Organizational outlook over the past 12 months shows net positive movement. The percentage of companies with a more or significantly more negative outlook has almost reached
pre-pandemic lows and those with a more or significantly more positive outlook exceed
When asked about sales and revenue projections, respondents were highly positive, with greater growth and less downsizing compared to 2020. A total of 76% of companies expect their sales/revenue to increase or significantly increase in 2022, with only 3% expecting a decrease or significant decrease.
COVID’s effects appear to be settling into some level of permanence including policies that govern remote work, security, forecasting, electronic adoption, etc. Fifty-six percent have seen enduring changes to work from home policies in their treasury operations attributable to the pandemic.

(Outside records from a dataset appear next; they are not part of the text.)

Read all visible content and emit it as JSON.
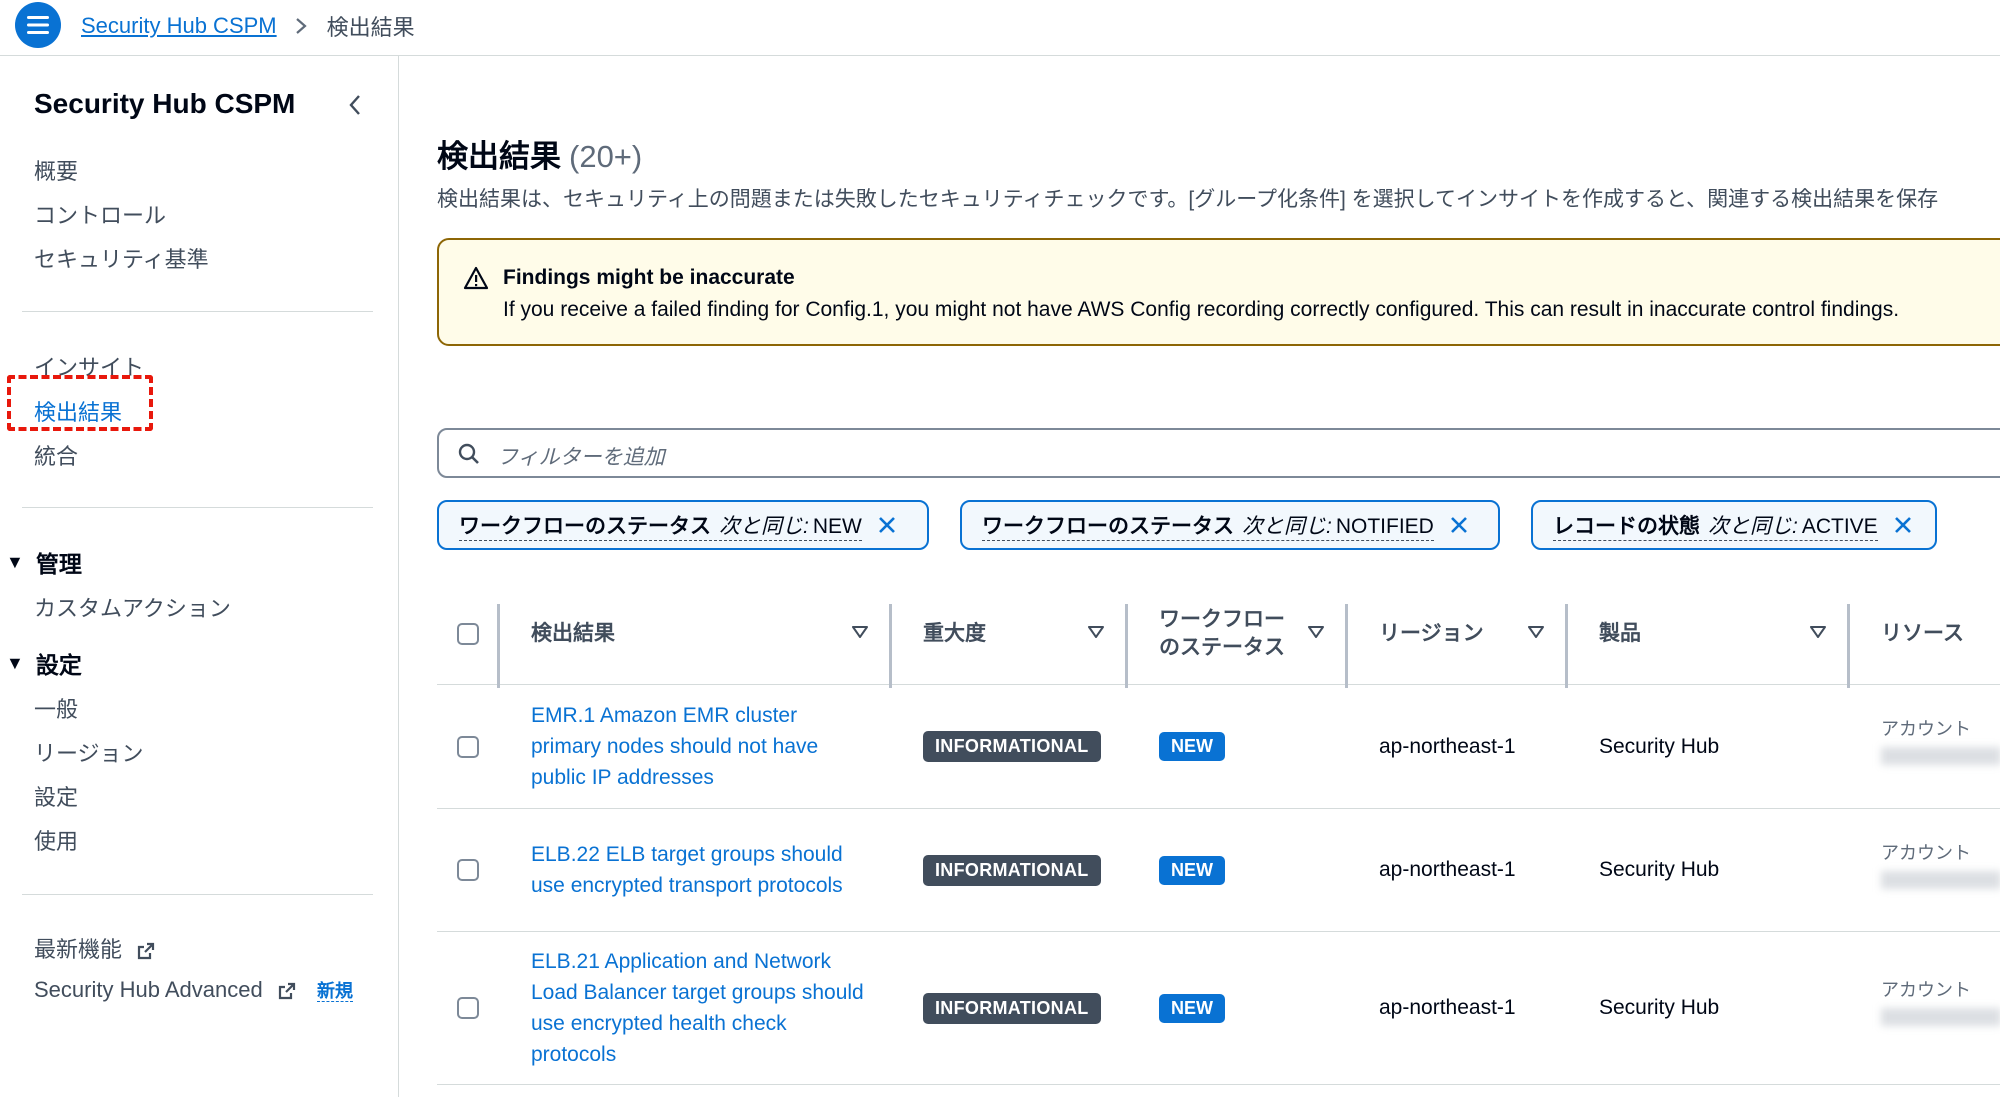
{
  "breadcrumb": {
    "service": "Security Hub CSPM",
    "current": "検出結果"
  },
  "sidebar": {
    "title": "Security Hub CSPM",
    "group1": [
      "概要",
      "コントロール",
      "セキュリティ基準"
    ],
    "group2": [
      "インサイト",
      "検出結果",
      "統合"
    ],
    "active_item": "検出結果",
    "section_manage": {
      "label": "管理",
      "items": [
        "カスタムアクション"
      ]
    },
    "section_settings": {
      "label": "設定",
      "items": [
        "一般",
        "リージョン",
        "設定",
        "使用"
      ]
    },
    "footer": {
      "whats_new": "最新機能",
      "advanced": "Security Hub Advanced",
      "new_badge": "新規"
    }
  },
  "page": {
    "title": "検出結果",
    "count": "(20+)",
    "description": "検出結果は、セキュリティ上の問題または失敗したセキュリティチェックです。[グループ化条件] を選択してインサイトを作成すると、関連する検出結果を保存"
  },
  "alert": {
    "title": "Findings might be inaccurate",
    "text": "If you receive a failed finding for Config.1, you might not have AWS Config recording correctly configured. This can result in inaccurate control findings."
  },
  "search": {
    "placeholder": "フィルターを追加"
  },
  "filters": [
    {
      "key": "ワークフローのステータス",
      "op": "次と同じ:",
      "value": "NEW"
    },
    {
      "key": "ワークフローのステータス",
      "op": "次と同じ:",
      "value": "NOTIFIED"
    },
    {
      "key": "レコードの状態",
      "op": "次と同じ:",
      "value": "ACTIVE"
    }
  ],
  "table": {
    "columns": {
      "finding": "検出結果",
      "severity": "重大度",
      "workflow_line1": "ワークフロー",
      "workflow_line2": "のステータス",
      "region": "リージョン",
      "product": "製品",
      "resource": "リソース"
    },
    "rows": [
      {
        "finding": "EMR.1 Amazon EMR cluster primary nodes should not have public IP addresses",
        "severity": "INFORMATIONAL",
        "workflow": "NEW",
        "region": "ap-northeast-1",
        "product": "Security Hub",
        "resource_label": "アカウント"
      },
      {
        "finding": "ELB.22 ELB target groups should use encrypted transport protocols",
        "severity": "INFORMATIONAL",
        "workflow": "NEW",
        "region": "ap-northeast-1",
        "product": "Security Hub",
        "resource_label": "アカウント"
      },
      {
        "finding": "ELB.21 Application and Network Load Balancer target groups should use encrypted health check protocols",
        "severity": "INFORMATIONAL",
        "workflow": "NEW",
        "region": "ap-northeast-1",
        "product": "Security Hub",
        "resource_label": "アカウント"
      }
    ]
  },
  "colors": {
    "accent": "#0972d3",
    "warning_border": "#8d6605",
    "warning_bg": "#fffce9",
    "severity_badge": "#414d5c",
    "highlight": "#e8180c"
  }
}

Treasury teams ranked “security & control procedures” and “cash flow forecasting” in a tie for second on this list of recognized changes, each with 38%. Additionally, AR and AP groups noted ongoing willingness to accept more payment types (31% of respondents for AR) and increased adoption of EFT coupled with reduced use of checks (48% of respondents for AP).
The Treasury Perspectives Survey ran September through November of 2021, with participation from 250+ respondents.